In such sectors, intellectual property protections, including patents and trade secrets, can be essential to allow firms to recoup their R&D investments and maintain competitive advantages (Aguirre, 2024[42]). Licensing refers to the legal process by which the owner of IP rights grants permission to another party to use, produce, or commercialise the protected invention, work, or technology under agreed terms and conditions. Licensing is an important instrument for diffusing innovation, for allowing innovators to be rewarded for their efforts, and to promote co-operation and follow-on innovation during IP rights’ period of exclusivity. However, licensing agreements can also have anticompetitive effects, such as anticompetitive foreclosure (OECD, 2019[74]).
Firms with leading technological positions do not necessarily have to licence their technology to other suppliers but may do so for strategic reasons, for example generating additional revenue without taking on manufacturing risk. In some situations, the refusal to licence IP can infringe competition law. This is typically only under exceptional circumstances where a provider is in a dominant position and the IP is an essential input in another market. For example, there was previously a case against Microsoft for refusing to licence the specifications required to ensure interoperability of Windows to manufacturers of competitor server operating systems (European Union, 2007[75]). More recently there have been reported investigations into the licencing terms of the Microsoft cloud (Godoy, 2024[76]) (Reuters, 2025[77]), as well as complaints reportedly being raised by Qualcomm (a chip maker) about ARM’s (Chip IP developer) licensing model.1
There are broadly two types of licenses in the sector (Business Software Allliance, 2005[78]):
proprietary or commercial licenses - which restrict usage to specific terms often involving fees and limited redistribution
open-source licences – which aim to promote collaboration and innovation by allowing free use and modification.
The use of open-source licences has increasingly been used as a strategic tool by companies seeking to overcome the ecosystem advantages that a technology first mover has gained (see, for example, (Klotz, 2025[79])).

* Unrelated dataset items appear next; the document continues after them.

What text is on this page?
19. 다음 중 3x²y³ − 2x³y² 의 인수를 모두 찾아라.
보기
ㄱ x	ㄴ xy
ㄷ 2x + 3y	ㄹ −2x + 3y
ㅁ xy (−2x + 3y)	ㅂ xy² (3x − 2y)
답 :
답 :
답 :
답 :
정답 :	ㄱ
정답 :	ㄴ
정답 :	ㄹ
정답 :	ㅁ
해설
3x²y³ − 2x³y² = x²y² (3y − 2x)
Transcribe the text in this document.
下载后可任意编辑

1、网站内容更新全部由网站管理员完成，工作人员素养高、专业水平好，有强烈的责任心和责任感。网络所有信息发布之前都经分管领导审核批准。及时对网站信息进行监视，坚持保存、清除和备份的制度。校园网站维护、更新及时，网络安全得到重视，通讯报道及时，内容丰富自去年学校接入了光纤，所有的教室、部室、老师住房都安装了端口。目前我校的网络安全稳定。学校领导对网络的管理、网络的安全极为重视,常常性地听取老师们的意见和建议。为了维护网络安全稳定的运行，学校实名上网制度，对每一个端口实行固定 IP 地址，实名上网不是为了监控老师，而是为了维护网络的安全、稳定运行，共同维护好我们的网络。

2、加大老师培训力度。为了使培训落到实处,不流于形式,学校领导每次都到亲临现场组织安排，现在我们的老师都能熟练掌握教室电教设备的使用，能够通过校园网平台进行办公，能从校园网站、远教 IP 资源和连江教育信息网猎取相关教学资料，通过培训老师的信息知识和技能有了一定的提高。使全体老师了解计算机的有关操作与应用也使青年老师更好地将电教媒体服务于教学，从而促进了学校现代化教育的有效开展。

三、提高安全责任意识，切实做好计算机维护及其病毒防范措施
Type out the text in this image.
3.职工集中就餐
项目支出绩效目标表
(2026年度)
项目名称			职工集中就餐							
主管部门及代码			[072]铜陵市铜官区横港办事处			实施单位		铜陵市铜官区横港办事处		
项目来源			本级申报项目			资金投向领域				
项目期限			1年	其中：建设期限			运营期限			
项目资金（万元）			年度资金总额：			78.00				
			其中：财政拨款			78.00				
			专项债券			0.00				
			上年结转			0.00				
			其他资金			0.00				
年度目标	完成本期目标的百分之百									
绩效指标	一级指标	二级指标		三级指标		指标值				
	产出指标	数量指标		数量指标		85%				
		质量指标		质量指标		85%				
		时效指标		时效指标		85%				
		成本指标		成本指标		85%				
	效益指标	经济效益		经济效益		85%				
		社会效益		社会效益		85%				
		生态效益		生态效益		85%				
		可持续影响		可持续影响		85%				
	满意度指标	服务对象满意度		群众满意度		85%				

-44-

This strategy encourages other players in the sector to contribute to systems and technologies around an open-source system which is not under proprietary control helping to reduce potential ecosystem barriers to entry and expansion.
Licensing can raise challenges for competition authorities in some circumstances, and they will need to carefully balance the need to protect intellectual property rights and ensure innovation and investment are not discouraged with the need to prevent dominant firms from leveraging the technology to exclude rivals from other markets. In doing so authorities may need to consider the likelihood to which rivals would be able to leverage open-source technologies to develop alternative solutions.
Beyond the complex interaction of intellectual property and competition, markets based on high levels of innovation may face other competition issues including high concentration and barriers to entry which are discussed further below.